Educator and farmer win excellence awards for pest management

Educator Maire Ullrich, who consults on vegetable crops for Cornell Cooperative Extension, and farmer Jeff Kubecka of Kirkville, N.Y., have both won Excellence in IPM Awards from the New York State Integrated Pest Management (IPM) Program at Cornell University.

Ullrich and Kubecka received their awards Feb. 13 at the New York State Fruit and Vegetable Expo in Syracuse, N.Y.
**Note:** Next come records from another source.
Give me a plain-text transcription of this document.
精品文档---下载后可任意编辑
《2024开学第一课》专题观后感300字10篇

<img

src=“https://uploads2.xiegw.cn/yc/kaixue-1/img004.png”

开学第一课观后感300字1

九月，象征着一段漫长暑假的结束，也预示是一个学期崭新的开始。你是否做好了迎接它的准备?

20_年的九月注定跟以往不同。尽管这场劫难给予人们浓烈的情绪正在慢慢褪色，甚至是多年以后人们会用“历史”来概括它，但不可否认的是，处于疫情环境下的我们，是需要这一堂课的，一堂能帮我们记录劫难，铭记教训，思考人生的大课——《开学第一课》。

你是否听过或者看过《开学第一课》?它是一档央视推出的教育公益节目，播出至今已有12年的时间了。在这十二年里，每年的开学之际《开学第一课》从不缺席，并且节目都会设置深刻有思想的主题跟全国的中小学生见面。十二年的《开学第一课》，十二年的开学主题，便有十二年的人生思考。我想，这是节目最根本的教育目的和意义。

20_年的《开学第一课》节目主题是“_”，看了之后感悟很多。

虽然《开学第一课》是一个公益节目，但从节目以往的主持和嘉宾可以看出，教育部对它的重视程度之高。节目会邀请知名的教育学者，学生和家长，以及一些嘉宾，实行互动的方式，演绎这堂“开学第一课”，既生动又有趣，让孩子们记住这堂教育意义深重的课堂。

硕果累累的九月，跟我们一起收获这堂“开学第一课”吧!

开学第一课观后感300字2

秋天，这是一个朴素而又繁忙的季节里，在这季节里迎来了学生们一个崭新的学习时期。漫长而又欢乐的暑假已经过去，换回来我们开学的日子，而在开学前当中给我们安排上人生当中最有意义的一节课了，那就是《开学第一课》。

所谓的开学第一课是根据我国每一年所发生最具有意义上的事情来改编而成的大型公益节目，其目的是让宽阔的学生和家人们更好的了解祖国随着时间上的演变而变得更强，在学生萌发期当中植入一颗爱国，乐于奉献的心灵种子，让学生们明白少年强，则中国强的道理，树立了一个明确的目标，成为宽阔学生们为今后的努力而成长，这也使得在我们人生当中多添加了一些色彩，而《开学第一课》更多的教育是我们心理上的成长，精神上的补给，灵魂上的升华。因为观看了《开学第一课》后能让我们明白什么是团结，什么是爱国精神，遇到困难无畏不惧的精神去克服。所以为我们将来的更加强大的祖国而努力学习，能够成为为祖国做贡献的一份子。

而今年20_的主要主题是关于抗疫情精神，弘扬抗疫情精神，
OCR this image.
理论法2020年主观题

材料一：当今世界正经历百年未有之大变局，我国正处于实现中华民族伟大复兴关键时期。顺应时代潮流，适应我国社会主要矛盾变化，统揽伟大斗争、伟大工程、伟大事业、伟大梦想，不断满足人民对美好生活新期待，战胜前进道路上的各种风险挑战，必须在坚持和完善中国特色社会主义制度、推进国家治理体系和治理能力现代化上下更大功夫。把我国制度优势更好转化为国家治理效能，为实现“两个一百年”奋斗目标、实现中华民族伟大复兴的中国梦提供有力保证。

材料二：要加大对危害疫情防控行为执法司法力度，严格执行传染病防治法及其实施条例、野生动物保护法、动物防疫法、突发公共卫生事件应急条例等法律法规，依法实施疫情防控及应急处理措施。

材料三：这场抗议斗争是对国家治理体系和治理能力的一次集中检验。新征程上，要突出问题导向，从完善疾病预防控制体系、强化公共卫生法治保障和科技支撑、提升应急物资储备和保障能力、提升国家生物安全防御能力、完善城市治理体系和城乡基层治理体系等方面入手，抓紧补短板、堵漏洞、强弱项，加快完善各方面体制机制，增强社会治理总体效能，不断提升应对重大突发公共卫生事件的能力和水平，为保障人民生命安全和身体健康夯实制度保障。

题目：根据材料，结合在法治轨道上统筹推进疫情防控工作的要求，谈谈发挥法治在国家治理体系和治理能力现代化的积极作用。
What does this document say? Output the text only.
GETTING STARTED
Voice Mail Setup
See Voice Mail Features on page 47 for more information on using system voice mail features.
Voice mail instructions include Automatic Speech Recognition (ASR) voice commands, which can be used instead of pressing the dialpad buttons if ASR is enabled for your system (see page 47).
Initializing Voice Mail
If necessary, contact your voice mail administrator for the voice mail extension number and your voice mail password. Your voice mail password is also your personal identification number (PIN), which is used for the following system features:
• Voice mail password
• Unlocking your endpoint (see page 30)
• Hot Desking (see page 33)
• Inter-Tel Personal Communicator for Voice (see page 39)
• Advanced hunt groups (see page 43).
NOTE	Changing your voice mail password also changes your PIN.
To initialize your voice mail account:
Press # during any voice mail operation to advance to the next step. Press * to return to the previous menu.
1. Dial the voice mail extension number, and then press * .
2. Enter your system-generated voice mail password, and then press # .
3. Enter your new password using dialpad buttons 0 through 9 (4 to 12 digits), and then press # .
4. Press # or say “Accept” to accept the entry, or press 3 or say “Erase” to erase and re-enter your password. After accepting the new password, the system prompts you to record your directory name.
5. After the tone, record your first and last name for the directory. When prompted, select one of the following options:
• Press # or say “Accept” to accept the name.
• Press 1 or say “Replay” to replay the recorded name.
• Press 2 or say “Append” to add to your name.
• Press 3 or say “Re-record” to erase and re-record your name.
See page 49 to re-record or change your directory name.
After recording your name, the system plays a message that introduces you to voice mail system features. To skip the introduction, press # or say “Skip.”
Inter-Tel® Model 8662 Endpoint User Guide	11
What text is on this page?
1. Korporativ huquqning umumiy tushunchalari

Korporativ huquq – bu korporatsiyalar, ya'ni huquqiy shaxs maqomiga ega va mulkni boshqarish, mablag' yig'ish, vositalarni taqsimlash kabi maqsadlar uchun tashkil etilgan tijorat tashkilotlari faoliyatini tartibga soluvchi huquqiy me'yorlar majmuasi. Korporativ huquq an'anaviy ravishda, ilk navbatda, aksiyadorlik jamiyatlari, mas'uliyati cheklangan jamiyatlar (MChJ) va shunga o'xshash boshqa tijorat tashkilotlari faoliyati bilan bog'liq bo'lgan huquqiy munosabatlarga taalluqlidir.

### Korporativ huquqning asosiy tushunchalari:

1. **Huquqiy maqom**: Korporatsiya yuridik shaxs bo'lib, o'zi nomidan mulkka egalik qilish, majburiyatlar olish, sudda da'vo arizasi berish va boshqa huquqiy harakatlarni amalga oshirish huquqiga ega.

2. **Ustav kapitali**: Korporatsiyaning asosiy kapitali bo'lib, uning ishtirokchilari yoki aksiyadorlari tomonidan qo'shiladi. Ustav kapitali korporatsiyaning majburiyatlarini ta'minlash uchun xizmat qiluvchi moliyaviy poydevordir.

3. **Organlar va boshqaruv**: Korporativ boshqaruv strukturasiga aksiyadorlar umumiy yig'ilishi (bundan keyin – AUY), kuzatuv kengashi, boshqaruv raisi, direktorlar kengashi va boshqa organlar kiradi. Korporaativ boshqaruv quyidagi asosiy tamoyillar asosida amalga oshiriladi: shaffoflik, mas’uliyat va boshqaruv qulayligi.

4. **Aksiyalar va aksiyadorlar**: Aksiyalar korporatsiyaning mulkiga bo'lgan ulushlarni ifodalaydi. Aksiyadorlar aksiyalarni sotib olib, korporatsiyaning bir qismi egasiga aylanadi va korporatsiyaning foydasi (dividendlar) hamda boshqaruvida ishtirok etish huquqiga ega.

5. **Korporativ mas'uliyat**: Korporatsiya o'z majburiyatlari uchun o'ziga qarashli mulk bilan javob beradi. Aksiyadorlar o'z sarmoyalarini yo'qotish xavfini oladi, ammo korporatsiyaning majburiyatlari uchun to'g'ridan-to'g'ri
Ullrich works with about 80 vegetable growers in Orange County, known for its highly productive "black dirt" -- about 12,000 acres of soil, most of it still in farmland. One day, Ullrich may consult with a grower who is having trouble with black mold; another day she may hold a workshop for growers, showing that drainage ditches seeded with certain grasses actually don't, as once thought, provide a hiding place for tiny, destructive thrips insects, but instead help prevent erosion.

With each consultation, Ullrich teaches IPM methods that stress integrated, low-impact ways of managing pests. Growers who become research partners help her test and refine the best and safest ways to deal with pests in a real-world, profit-driven setting.

Kubecka first risked a field of sweet corn in 1995 while trying a new way of dealing with pests; he worried that if he didn't spray and got even one wormy ear of corn, a distributor might call a competitor.

"We went to harvest on that field and didn't have to spray once," Kubecka recalls. "I couldn't believe it ... But it worked, and that sealed the deal for me." Kubecka harvests about 16,000 bushels of sweet corn each year, along with various other vegetables on his 200-acre farm.

Kubecka's IPM methods include using pheromone traps and scouting for pests, crop rotation, soil sampling and cover crops, and setting up an on-farm weather station. By using IPM methods, most years Kubecka is able to cut pesticide use on sweet corn by 50 to 65 percent. He also contributes to an IPM network that alerts growers across the Northeast to where the pests are and when it's time to scout fields.